Posted 11 December 2012 - 06:36 PM

Hi,

I used to work for a company that manufactures pest control products. What PP said about calling the manufacturer of the product is the best way to alleviate your concerns. We used to get these calls all the time. They will send you an MSDS if you ask, but they are quite technical and it can be difficult for a lay person to interpret (I used to write them). Also, every product that is used is assessed for safety by the regulatory authority (APVMA). in this day and age, they would never allow a product that is teratogenic to be sold for use in domestic situations. I personally don't believe you have anything to worry about, based on my experience in the industry. I'd say the product they were using would have been a synthetic pyrethroid, and the biggest issue with this type of product is skin reactions if you come into contact with the wet spray. There are certainly no concerns once the spray is dry. Hope this helps.

#8 TarneeW

Posted 11 December 2012 - 06:43 PM

I'm nearly 16 weeks and have booked a spray in for next week. They told me it was fine to be home and the kids so I arranged it for 8am. I thought about it later and decided to change it till the afternoon so I could go out but it would only be for an hour or two at most.... Maybe I should rethink it?

#9 Zahhy

Posted 11 December 2012 - 06:56 PM

We had our old place sprayed when I was 13 weeks with DD. DS and I stayed at my mum's for the night just to be on the safe side (DP said the place STUNK anyway), and DP stayed in the house to open all the windows and doors.
DD seems fine so far (17months).

eta: I thought fumigation was a different thing altogether, the one where they put a tent over your house and you can't go back in for days..

Edited by Tonberry, 11 December 2012 - 06:58 PM.


#10 ms.teach

Posted 12 December 2012 - 07:55 AM

QUOTE (bec_1108 @ 11/12/2012, 07:36 PM)
15150376[/url]']
Hi,

I used to work for a company that manufactures pest control products. What PP said about calling the manufacturer of the product is the best way to alleviate your concerns. We used to get these calls all the time. They will send you an MSDS if you ask, but they are quite technical and it can be difficult for a lay person to interpret (I used to write them). Also, every product that is used is assessed for safety by the regulatory authority (APVMA). in this day and age, they would never allow a product that is teratogenic to be sold for use in domestic situations. I personally don't believe you have anything to worry about, based on my experience in the industry. I'd say the product they were using would have been a synthetic pyrethroid, and the biggest issue with this type of product is skin reactions if you come into contact with the wet spray. There are certainly no concerns once the spray is dry.

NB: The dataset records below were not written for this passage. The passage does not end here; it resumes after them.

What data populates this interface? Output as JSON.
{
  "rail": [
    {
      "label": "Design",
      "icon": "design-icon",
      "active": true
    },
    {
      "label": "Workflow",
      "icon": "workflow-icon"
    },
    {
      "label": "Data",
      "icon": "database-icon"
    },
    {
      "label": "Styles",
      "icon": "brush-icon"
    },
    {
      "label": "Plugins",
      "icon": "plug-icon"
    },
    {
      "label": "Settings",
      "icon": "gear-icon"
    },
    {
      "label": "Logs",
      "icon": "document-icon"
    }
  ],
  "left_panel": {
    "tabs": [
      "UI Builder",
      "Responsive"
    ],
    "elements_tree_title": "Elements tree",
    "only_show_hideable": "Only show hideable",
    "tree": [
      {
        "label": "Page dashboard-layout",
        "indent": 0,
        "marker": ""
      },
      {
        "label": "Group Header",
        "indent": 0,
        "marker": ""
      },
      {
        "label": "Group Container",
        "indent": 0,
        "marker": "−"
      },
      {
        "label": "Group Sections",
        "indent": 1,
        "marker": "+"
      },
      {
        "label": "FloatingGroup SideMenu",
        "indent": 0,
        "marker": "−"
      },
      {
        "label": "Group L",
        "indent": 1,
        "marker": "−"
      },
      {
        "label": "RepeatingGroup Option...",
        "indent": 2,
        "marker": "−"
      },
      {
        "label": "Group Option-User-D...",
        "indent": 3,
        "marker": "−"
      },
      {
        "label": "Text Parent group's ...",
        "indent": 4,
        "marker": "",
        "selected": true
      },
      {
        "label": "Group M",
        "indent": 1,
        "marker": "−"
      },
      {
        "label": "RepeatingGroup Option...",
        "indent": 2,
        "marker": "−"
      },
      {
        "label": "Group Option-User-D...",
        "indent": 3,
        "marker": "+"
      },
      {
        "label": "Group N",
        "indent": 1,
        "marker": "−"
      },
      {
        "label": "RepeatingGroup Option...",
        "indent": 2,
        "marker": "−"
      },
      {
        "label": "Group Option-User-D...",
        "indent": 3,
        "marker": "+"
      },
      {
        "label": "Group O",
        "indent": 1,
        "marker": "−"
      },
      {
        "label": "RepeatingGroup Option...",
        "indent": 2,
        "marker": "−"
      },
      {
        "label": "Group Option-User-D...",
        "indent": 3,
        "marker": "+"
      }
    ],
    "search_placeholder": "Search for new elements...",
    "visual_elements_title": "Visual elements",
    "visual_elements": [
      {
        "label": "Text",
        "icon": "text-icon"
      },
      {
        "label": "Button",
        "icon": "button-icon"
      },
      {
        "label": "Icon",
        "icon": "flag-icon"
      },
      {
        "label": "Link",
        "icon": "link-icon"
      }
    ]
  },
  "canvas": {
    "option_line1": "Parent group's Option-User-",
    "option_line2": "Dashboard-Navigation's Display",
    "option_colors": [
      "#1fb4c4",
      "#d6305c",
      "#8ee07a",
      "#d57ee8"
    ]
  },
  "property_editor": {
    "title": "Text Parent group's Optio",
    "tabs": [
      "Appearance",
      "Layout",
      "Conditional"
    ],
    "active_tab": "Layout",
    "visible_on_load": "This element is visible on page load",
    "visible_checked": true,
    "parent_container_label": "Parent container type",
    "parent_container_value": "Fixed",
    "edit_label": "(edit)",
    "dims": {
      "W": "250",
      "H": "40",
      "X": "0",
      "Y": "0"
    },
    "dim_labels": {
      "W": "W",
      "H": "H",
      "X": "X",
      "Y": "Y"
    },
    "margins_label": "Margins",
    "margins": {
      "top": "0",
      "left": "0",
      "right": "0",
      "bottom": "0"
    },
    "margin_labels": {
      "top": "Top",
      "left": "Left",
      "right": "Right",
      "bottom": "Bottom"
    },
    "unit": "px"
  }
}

Hope this helps.


Hi Bec, I think it is a pyrethroid. Goes by the name of Tempo... Is this one of what you're referring to? We came home to living white tails-- not happy Jan!!

#11 bec_1108

Posted 13 December 2012 - 06:39 AM

QUOTE (ms.teach @ 12/12/2012, 08:55 AM) <{POST_SNAPBACK}>
Hi Bec, I think it is a pyrethroid. Goes by the name of Tempo... Is this one of what you're referring to? We came home to living white tails-- not happy Jan!!

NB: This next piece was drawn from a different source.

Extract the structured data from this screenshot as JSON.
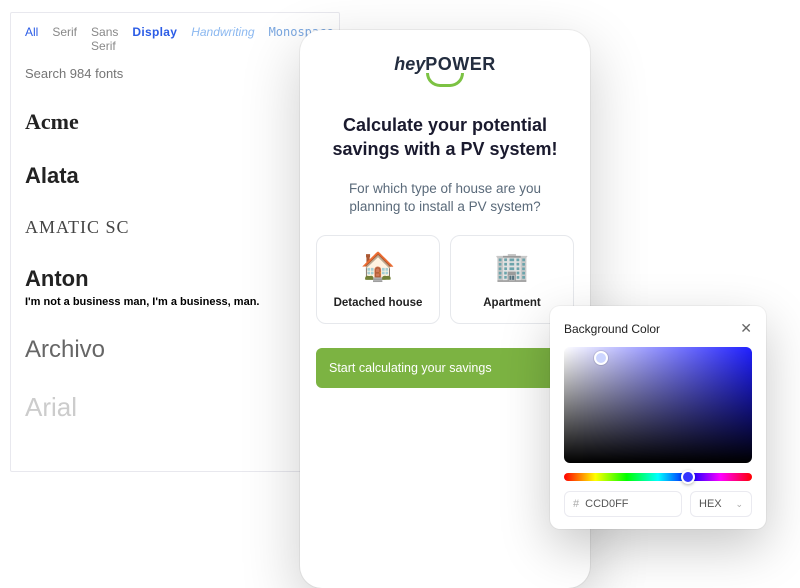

Yep, Tempo is a synthetic pyrethroid. Hope your spiders have gone now! From what I remember, the product has good residual activity, so the spiders will stay away for a long time. There can be a number of reasons why the spiders don't die straight away - the pest controller probably didn't explain this. But I'd suggest googling the manufacturer and calling them if you have concerns about the product (including if you're worried it's not working properly).